At the same tour of Murowa in July 2015, Mines Deputy minister Fred Moyo seemed to have been taken by Chihota’s claims.
“We can’t have a big business like this, but with the community having nothing to show for it. As government, we want to see the company succeed as it is now in the hands of indigenous Zimbabweans,” he said.
According to the Indigenisation and Economic Empowerment Act, an indigenous Zimbabwean is defined as “any person who before the 18th of April 1980 was disadvantaged by unfair discrimination on the grounds of his or her race, and any descendant of such person”.
Investigations show that the use of RZ Murowa, the same initials for RioZim, seem to have been chosen to give the perception that this was a RioZim company. RZ Murowa is however a British Virgin Island company incorporated by the Gem group. RioTinto’s own statement shows that they believed they had sold.

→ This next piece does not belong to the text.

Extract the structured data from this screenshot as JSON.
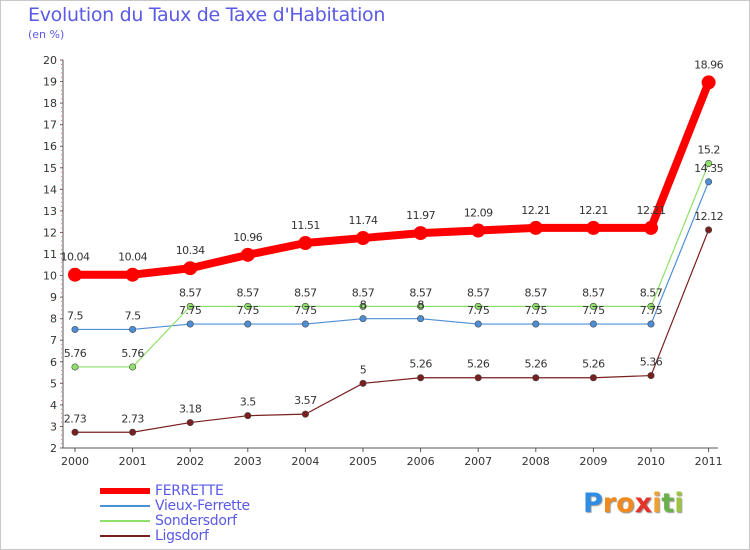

In retrospect, the mention of RioZim assuming overall management seemed to have been meant to engender the perception that RioZim would actually own the 78% and therefore Murowa would become a 100% subsidiary of RioZim.
RioZim’s full year financial results show that this was not the case. Had the company bought 100% of Murowa, the diamond mining firm would have become a subsidiary and would have to be accounted for fully when the group released its results. The company is still accounted for as an associate.
Although Rio Tinto Plc did not disclose the terms of the sale given that both Rio Tinto Plc and RioZim are listed companies, investigations show that RioZim shareholders were robbed through a devious, calculated and intentional scheme to keep Murowa for a particular shareholder’s benefit.
After the Independent published a report two months ago on how RioZim shareholders had not been offered pre-emptive rights to Murowa, the mining group splashed thousands of dollars on newspaper adverts, saying the board had waived shareholders’ rights to Murowa and had gotten shareholders nod to waive the rights of other share holders at an annual general meeting.